Sizing converts streaks into account-level damage, fast. Use a simple “worst-case pocket” model: assume 7 losers in a row.
| Risk / trade | 7-loss pocket DD | 3-loss pocket DD | Tradable? |
|---|---|---|---|
| 0.5R | ~3.5R | ~1.5R | Usually |
| 1.0R | ~7.0R | ~3.0R | Depends |
| 1.5R | ~10.5R | ~4.5R | Often no |
Pick the size where your worst pocket feels boring, not heroic.
You need one trade you can point at and say, “That’s the play.” Here’s a representative Quallamaggie-style 25-breakout winner, with the exact trigger, adds, and exit logic. The point is to show how the edge shows up in execution, not in hindsight.
One clean timeline beats ten vague anecdotes.
That’s where the edge lives: fast validation, fast invalidation.

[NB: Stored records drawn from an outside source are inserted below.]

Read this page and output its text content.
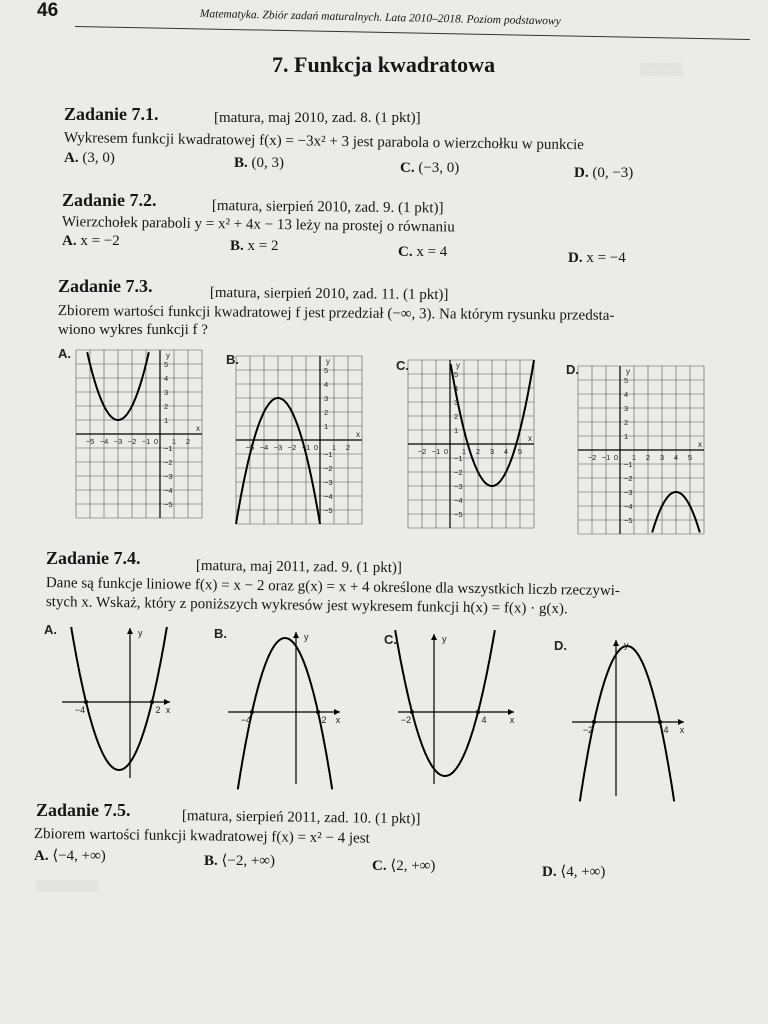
46	Matematyka. Zbiór zadań maturalnych. Lata 2010–2018. Poziom podstawowy
▒▒▒▒▒
7. Funkcja kwadratowa
Zadanie 7.1.	[matura, maj 2010, zad. 8. (1 pkt)]
Wykresem funkcji kwadratowej f(x) = −3x² + 3 jest parabola o wierzchołku w punkcie
A. (3, 0)	B. (0, 3)	C. (−3, 0)	D. (0, −3)
Zadanie 7.2.	[matura, sierpień 2010, zad. 9. (1 pkt)]
Wierzchołek paraboli y = x² + 4x − 13 leży na prostej o równaniu
A. x = −2	B. x = 2	C. x = 4	D. x = −4
Zadanie 7.3.	[matura, sierpień 2010, zad. 11. (1 pkt)]
Zbiorem wartości funkcji kwadratowej f jest przedział (−∞, 3). Na którym rysunku przedsta-
wiono wykres funkcji f ?
−5 −4 −3 −2 −1 0 1 2
x
5
4
3
2
1
−1
−2
−3
−4
−5
y
A.
−5 −4 −3 −2 −1 0 1 2
x
5
4
3
2
1
−1
−2
−3
−4
−5
y
B.
−2 −1 0 1 2 3 4 5
x
5
4
3
2
1
−1
−2
−3
−4
−5
y
C.
−2 −1 0 1 2 3 4 5
x
5
4
3
2
1
−1
−2
−3
−4
−5
y
D.
Zadanie 7.4.	[matura, maj 2011, zad. 9. (1 pkt)]
Dane są funkcje liniowe f(x) = x − 2 oraz g(x) = x + 4 określone dla wszystkich liczb rzeczywi-
stych x. Wskaż, który z poniższych wykresów jest wykresem funkcji h(x) = f(x) · g(x).
−4	2 x
y
A.
−4	2 x
y
B.
−2	4	x
y
C.
−2	4 x
y
D.
Zadanie 7.5.	[matura, sierpień 2011, zad. 10. (1 pkt)]
Zbiorem wartości funkcji kwadratowej f(x) = x² − 4 jest
A. ⟨−4, +∞)	B. ⟨−2, +∞)	C. ⟨2, +∞)	D. ⟨4, +∞)
▒▒▒▒▒▒▒▒
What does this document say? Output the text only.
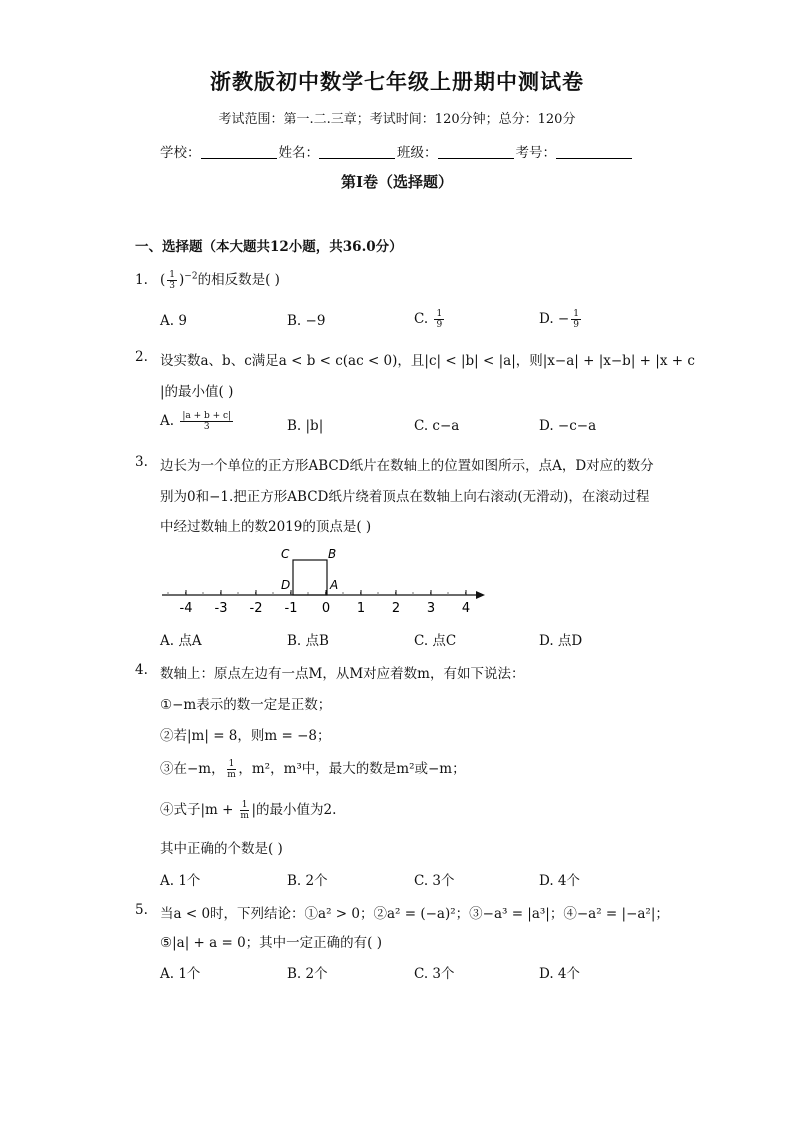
浙教版初中数学七年级上册期中测试卷
考试范围：第一.二.三章；考试时间：120分钟；总分：120分
学校：	姓名：	班级：	考号：
第Ⅰ卷（选择题）
一、选择题（本大题共12小题，共36.0分）
1. ( $\frac{1}{3} )^{-2}$的相反数是( )
A. 9	B. −9	C. $\frac{1}{9}$	D. − $\frac{1}{9}$
2. 设实数a、b、c满足a < b < c(ac < 0)，且|c| < |b| < |a|，则|x−a| + |x−b| + |x + c
|的最小值( )
A. $\frac{|a + b + c|}{3}$	B. |b|	C. c−a	D. −c−a
3. 边长为一个单位的正方形ABCD纸片在数轴上的位置如图所示，点A，D对应的数分
别为0和−1.把正方形ABCD纸片绕着顶点在数轴上向右滚动(无滑动)，在滚动过程
中经过数轴上的数2019的顶点是( )
-4 -3 -2 -1 0 1 2 3 4
C	B
D	A
A. 点A	B. 点B	C. 点C	D. 点D
4. 数轴上：原点左边有一点M，从M对应着数m，有如下说法：
①−m表示的数一定是正数；
②若|m| = 8，则m = −8；
③在−m， $\frac{1}{m}$ ，m²，m³中，最大的数是m²或−m；
④式子$|m + \frac{1}{m}$ |的最小值为2.
其中正确的个数是( )
A. 1个	B. 2个	C. 3个	D. 4个
5. 当a < 0时，下列结论：①a² > 0；②a² = (−a)²；③−a³ = |a³|；④−a² = |−a²|；
⑤|a| + a = 0；其中一定正确的有( )
A. 1个	B. 2个	C. 3个	D. 4个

One trade should change your next 25.
If your log can’t explain the outcome, your strategy is just vibes.
You can have a clean 25-breakout edge and still bleed it away in the real world. Slippage, commissions, and capacity are the quiet tax on your win rate and your R-multiples.
| Friction lever | Typical retail range | How it hits win rate | Expectancy effect |
|---|---|---|---|
| Slippage (entry+exit) | 0.05–0.40R | More small losers | Lowers avg win |
| Commissions+fees | $0–$2 per trade | More breakeven flips | Shrinks edge |
| Bid-ask spread | 1–10 ticks | Stops tag earlier | Cuts win size |
| Capacity (position size) | 0.5–5% ADV | Worse fills, partials | Adds negative skew |
Model slippage in R, not dollars, because “two bad fills” can erase a whole week of clean execution.
With only 25 trades, you don’t have “proof.” You have a directional read. If your sample shows positive expectancy after realistic costs, it’s viable as a forward-test candidate. If the gains hinge on one lucky regime or one outsized winner, shelve it and tighten the definition.
Proceed when the numbers clear pre-set thresholds, not when you “feel” confident. Use objective gates so you don’t rationalize noise.
If you can’t state these in numbers, you’re trading vibes.
Stop when the edge looks fragile, expensive, or regime-bound. A small sample can hide landmines.
Protect capital first, then protect confidence.
Treat the next 50 trades as a controlled forward test, not a quest for validation.
You’re hunting repeatability, not a prettier backtest.
Once you’ve pressure-tested Quallamaggie-style breakouts for win-rate, expectancy, and drawdowns, the real edge comes from consistently sourcing clean leaders in the right regime.